I had 6 blogs in syndication on blog platform Posterous until this morning when 4 of the 6 are unavailable on top of the fact that there have been reports for weeks that they stopped accepting new registrations. This all just a few months after being acquired by Twitter in an undisclosed deal. I luckily heeded their backup warnings and just last week downloaded all of my content. For once I didn’t get caught short! Yeah for me on that one after losing quite a bit of content when Amplify.com went dark and a ton of photos when Photobucket.com went down plus others over the years less dramatic and long ago accepted. It serves us all to remember that we must backup our content, especially that which is hosted on 3rd party/free networks like the previous examples. For me, Posterous was one that I invested heavily in. Six of my forty publications including my four flagship sites of:

www.sgbmediagroup.com

www.eroticfreepress.org

www.ampr.posterous.com

www.sgbportfolio.posterous.com

www.boardroomadvisers.com

www.swrereport.posterous.com

Three of them were top level domains which I can transfer to another host and upload my saved content with not a period disrupted.  CNN had this to say about Twitter’s buyout of Posterous last March:

Launched in 2008, Posterous — like its archrival Tumblr — pioneered the “microblogging” space. Its specialty is content that’s longer than a tweet but shorter than a traditional blog post.

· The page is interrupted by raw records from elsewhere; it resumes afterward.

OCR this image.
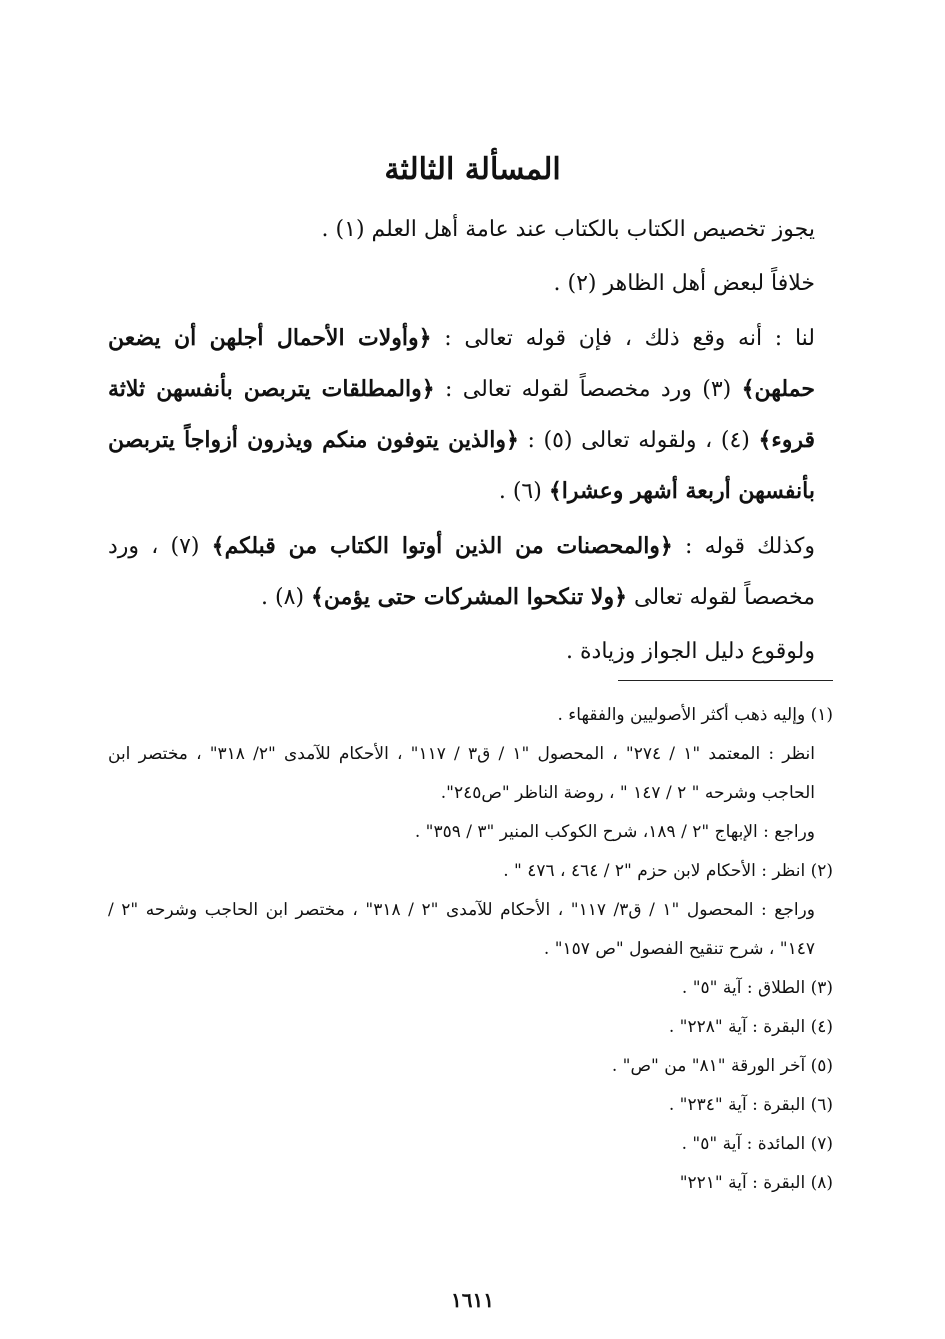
المسألة الثالثة

يجوز تخصيص الكتاب بالكتاب عند عامة أهل العلم (١) .

خلافاً لبعض أهل الظاهر (٢) .

لنا : أنه وقع ذلك ، فإن قوله تعالى : ﴿وأولات الأحمال أجلهن أن يضعن حملهن﴾ (٣) ورد مخصصاً لقوله تعالى : ﴿والمطلقات يتربصن بأنفسهن ثلاثة قروء﴾ (٤) ، ولقوله تعالى (٥) : ﴿والذين يتوفون منكم ويذرون أزواجاً يتربصن بأنفسهن أربعة أشهر وعشرا﴾ (٦) .

وكذلك قوله : ﴿والمحصنات من الذين أوتوا الكتاب من قبلكم﴾ (٧) ، ورد مخصصاً لقوله تعالى ﴿ولا تنكحوا المشركات حتى يؤمن﴾ (٨) .

ولوقوع دليل الجواز وزيادة .

(١) وإليه ذهب أكثر الأصوليين والفقهاء .

انظر : المعتمد "١ / ٢٧٤" ، المحصول "١ / ق٣ / ١١٧" ، الأحكام للآمدى "٢/ ٣١٨" ، مختصر ابن الحاجب وشرحه " ٢ / ١٤٧ " ، روضة الناظر "ص٢٤٥".

وراجع : الإبهاج "٢ / ١٨٩، شرح الكوكب المنير "٣ / ٣٥٩" .

(٢) انظر : الأحكام لابن حزم "٢ / ٤٦٤ ، ٤٧٦ " .

وراجع : المحصول "١ / ق٣/ ١١٧" ، الأحكام للآمدى "٢ / ٣١٨" ، مختصر ابن الحاجب وشرحه "٢ / ١٤٧" ، شرح تنقيح الفصول "ص ١٥٧" .

(٣) الطلاق : آية "٥" .

(٤) البقرة : آية "٢٢٨" .

(٥) آخر الورقة "٨١" من "ص" .

(٦) البقرة : آية "٢٣٤" .

(٧) المائدة : آية "٥" .

(٨) البقرة : آية "٢٢١"

١٦١١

The services are especially good for sharing photos, videos, quotes and other multimedia snippets.”

The management there has been warning of the impending shutdown since the buyout almost one year now in such statements as:

“We’ll give users ample notice if we make any changes to the service,” Posterous wrote in a blog post announcing the takeover. “For users who would like to back up their content or move to another service, we’ll share clear instructions for doing so in the coming weeks.”

I’m still sad to see it go. Posterous was my much thought out 3rd place backup platform to my primary blog publishing patforms at Google’s Blogger.com and WordPress.com and as a self publishing platorm was relatively easy to navigate it’s backend although it did admittedly had it’s shortfalls like the inability to ad html code to sidebars, a limited selection of premade templates and always left one with the feeling that they had picked the modern equivelent of video formats “Beta Max” vs Tumblr’s “VHS”. It was cool, very Web 2.0 but not adopted by the cool kids in the same way that Tumblr was and since the two platforms were virtrualy identical in form and function I always had a sense that it’s run would be limited.